Scientists use machine learning to unveil new predictors of post-menopausal breast cancer

By Dr. Priyom Bose, Ph.D.Reviewed by Benedette Cuffari, M.Sc.Jun 11 2023

One of the most common types of cancer affecting women worldwide is breast cancer. Multiple predictors of this disease have been identified, including inherited genetic factors, reproductive factors, and lifestyle.

Previous studies have emphasized the etiological difference between pre-and post-menopausal breast cancers. Recently, scientists have combined various approaches to accurately predict breast cancer in women.  

Study: Combining machine learning with Cox models to identify predictors for incident post-menopausal breast cancer in the UK Biobank. Image Credit: aslysun / Shutterstock.com

Background

Machine learning (ML) methods can analyze large datasets on predictors and process complex non-linear relationships. Although previous studies have used ML for breast cancer risk prediction, they were not used to identify predictors.

The United Kingdom Biobank (UKB), which comprises an extensive and detailed cohort, offers the opportunity to adopt hypothesis-free approaches to identify novel predictors for breast cancer. A recent development of polygenic risk scores (PRS) can project the effect of hundreds and thousands of genetic variants associated with specific diseases or traits using genome-wide association studies (GWAS).

PRS can be used to identify people with high disease risk and target them for early statin prescription. Notably, PRS added accuracy to existing coronary artery disease risk predictors, such as the Framingham risk score.

Previously, breast cancer PRS has been combined with risk prediction models, such as the Tyrer-Cuzick model and the Breast and Ovarian Analysis of Disease Incidence and Carrier Estimation Algorithm (BOADICEA). Although the interaction between PRS and phenotypic features like gene-environment interactions have been analyzed for breast cancer, contradictory findings have been reported.

About the study

A recent Scientific Reports study utilized machine learning (ML) methods for feature selection, followed by Cox models for risk prediction. The main aim of this study was to demonstrate the effective application of ML methods for feature selection to assist classical statistical methods.

SHapley Additive exPlanation (SHAP) feature dependence plots were used to explore the potential interaction between phenotypic features and PRS. Data from UKB was used for the current study, which contains over half a million participants from England, Wales, and Scotland.

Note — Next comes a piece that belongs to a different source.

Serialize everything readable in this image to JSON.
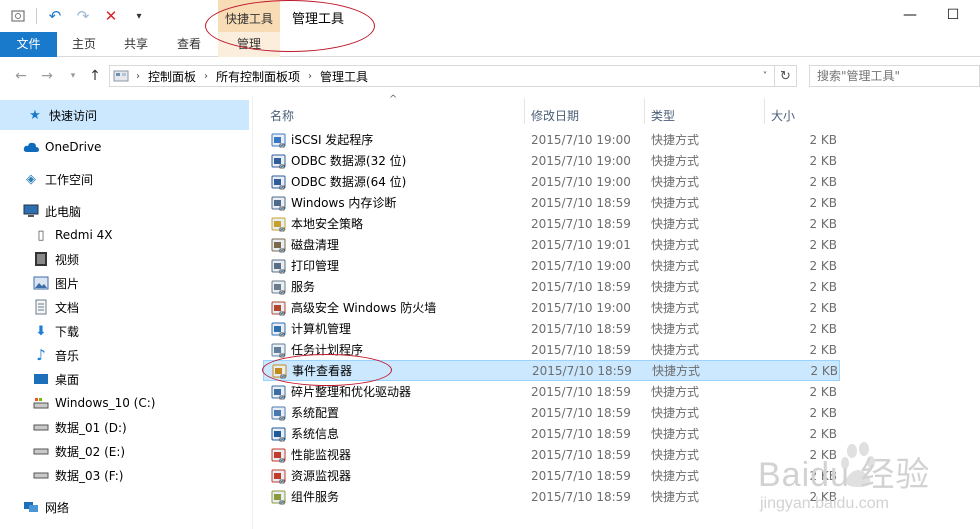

Baseline data was collected through verbal interviews with a trained nurse, questionnaires, biological samples, and physical examination.

Post-menopausal women between the ages of 40 and 69 at baseline were recruited due to the aforementioned etiological heterogeneity by menopausal status. The incidence of breast cancer was identified using the International Classification of Diseases codes, in which PRS313 and PRS120k were considered as potential genetic features. 

Study findings

A total of 104,313 participants were included in this study, 4,010 of whom developed breast cancer over the follow-up period of 11.9 years. Combining ML with traditional cancer epidemiology statistical approaches, several known and unknown risk factors for the incidence of post-menopausal cancer were identified.

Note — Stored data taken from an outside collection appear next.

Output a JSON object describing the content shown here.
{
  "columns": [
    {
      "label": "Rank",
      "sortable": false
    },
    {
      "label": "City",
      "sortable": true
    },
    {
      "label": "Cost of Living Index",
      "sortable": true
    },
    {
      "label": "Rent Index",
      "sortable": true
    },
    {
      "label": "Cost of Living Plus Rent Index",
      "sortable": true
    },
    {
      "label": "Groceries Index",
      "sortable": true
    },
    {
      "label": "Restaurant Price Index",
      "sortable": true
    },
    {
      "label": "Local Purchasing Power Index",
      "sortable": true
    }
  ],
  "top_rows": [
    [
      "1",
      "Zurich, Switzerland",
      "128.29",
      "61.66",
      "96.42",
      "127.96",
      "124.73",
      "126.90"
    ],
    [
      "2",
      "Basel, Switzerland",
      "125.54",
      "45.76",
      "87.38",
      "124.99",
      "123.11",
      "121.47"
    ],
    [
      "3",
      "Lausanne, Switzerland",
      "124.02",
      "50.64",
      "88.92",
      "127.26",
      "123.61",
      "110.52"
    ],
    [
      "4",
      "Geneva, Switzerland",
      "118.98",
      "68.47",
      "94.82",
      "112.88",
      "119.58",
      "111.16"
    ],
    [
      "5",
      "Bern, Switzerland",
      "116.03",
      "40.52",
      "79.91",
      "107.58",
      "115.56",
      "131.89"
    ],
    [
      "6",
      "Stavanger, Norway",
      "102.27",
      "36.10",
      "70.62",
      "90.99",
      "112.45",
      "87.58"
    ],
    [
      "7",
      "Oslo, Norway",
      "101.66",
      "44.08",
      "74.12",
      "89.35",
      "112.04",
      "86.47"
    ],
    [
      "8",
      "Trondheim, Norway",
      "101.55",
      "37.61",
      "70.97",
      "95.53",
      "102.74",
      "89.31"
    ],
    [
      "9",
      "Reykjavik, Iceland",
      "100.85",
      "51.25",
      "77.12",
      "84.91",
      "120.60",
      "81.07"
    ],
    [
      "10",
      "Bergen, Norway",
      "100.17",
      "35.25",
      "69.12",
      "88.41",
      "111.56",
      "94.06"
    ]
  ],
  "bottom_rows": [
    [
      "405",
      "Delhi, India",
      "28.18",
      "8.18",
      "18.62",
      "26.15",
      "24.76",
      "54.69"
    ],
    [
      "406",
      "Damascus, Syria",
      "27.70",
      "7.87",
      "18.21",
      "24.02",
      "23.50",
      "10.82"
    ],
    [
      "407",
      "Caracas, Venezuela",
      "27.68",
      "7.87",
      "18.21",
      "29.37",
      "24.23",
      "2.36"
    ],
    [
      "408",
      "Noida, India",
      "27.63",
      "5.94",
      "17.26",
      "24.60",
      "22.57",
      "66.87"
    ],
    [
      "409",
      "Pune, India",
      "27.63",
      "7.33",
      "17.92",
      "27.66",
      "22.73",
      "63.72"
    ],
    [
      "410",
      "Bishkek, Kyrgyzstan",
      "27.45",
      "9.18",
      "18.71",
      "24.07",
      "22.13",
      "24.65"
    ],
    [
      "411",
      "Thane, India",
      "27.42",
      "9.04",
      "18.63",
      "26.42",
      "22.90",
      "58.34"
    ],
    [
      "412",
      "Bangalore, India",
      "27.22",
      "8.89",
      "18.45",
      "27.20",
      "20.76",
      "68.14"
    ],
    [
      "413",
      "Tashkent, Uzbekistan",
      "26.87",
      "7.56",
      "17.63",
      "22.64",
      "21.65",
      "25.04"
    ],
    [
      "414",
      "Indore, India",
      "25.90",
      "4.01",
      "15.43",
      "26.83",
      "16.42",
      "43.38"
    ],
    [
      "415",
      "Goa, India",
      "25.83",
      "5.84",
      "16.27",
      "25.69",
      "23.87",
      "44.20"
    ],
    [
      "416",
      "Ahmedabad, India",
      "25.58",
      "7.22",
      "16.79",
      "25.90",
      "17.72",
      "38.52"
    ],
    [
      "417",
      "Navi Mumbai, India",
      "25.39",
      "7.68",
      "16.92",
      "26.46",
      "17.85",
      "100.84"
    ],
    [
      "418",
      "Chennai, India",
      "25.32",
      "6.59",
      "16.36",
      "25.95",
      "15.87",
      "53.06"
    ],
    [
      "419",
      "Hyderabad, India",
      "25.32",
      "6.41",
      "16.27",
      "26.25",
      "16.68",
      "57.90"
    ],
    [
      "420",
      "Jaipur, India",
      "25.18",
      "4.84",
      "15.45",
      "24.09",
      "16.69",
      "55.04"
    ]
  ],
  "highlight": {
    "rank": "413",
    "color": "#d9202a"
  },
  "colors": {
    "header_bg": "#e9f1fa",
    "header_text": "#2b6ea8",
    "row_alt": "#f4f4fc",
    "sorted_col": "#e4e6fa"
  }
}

The identified known risk factors included age at menopause, testosterone, and age. Five novel predictors, including blood biochemistry, blood counts, and urine biomarkers, were also identified.

The newly identified predictors were strongly associated with the incidence of post-menopausal breast cancer. In the future, more research is needed to understand whether these are potentially modifiable risk factors for breast cancer. 

The XGBoost model selected a detailed body composition measure rather than body mass index (BMI), thus implying that precise body composition measure is an important predictor of breast cancer. The basal metabolic rate was also found to be a significant predictor for breast cancer, which contradicts a previous study that did not find any association between basal metabolic rate and breast cancer.

Plasma urea, which is a blood biomarker related to kidney function, was also associated with breast cancer. This is the first time that an association between plasma phosphate, sodium, or creatinine in urine with breast cancer has been reported.

The two polygenic risk scores were ranked as the strongest risk factors by agnostic ML models. Cox regressions proved that PRS are significant predictors for post-menopausal breast cancer.

Conclusions

The current study identified five statistically significant novel correlations with post-menopausal breast cancer, including urine biomarkers, blood counts, and blood biochemistry. Upon adding these five novel features to the baseline Cox model, the discrimination performance was maintained. Furthermore, the two pre-specified PRSs were found to be the most important features by the SHAP value.

These findings motivate further research on the use of more precise anthropometry measures to improve breast cancer prediction. External validation of the results is the next important step ahead of implementation in clinical practice.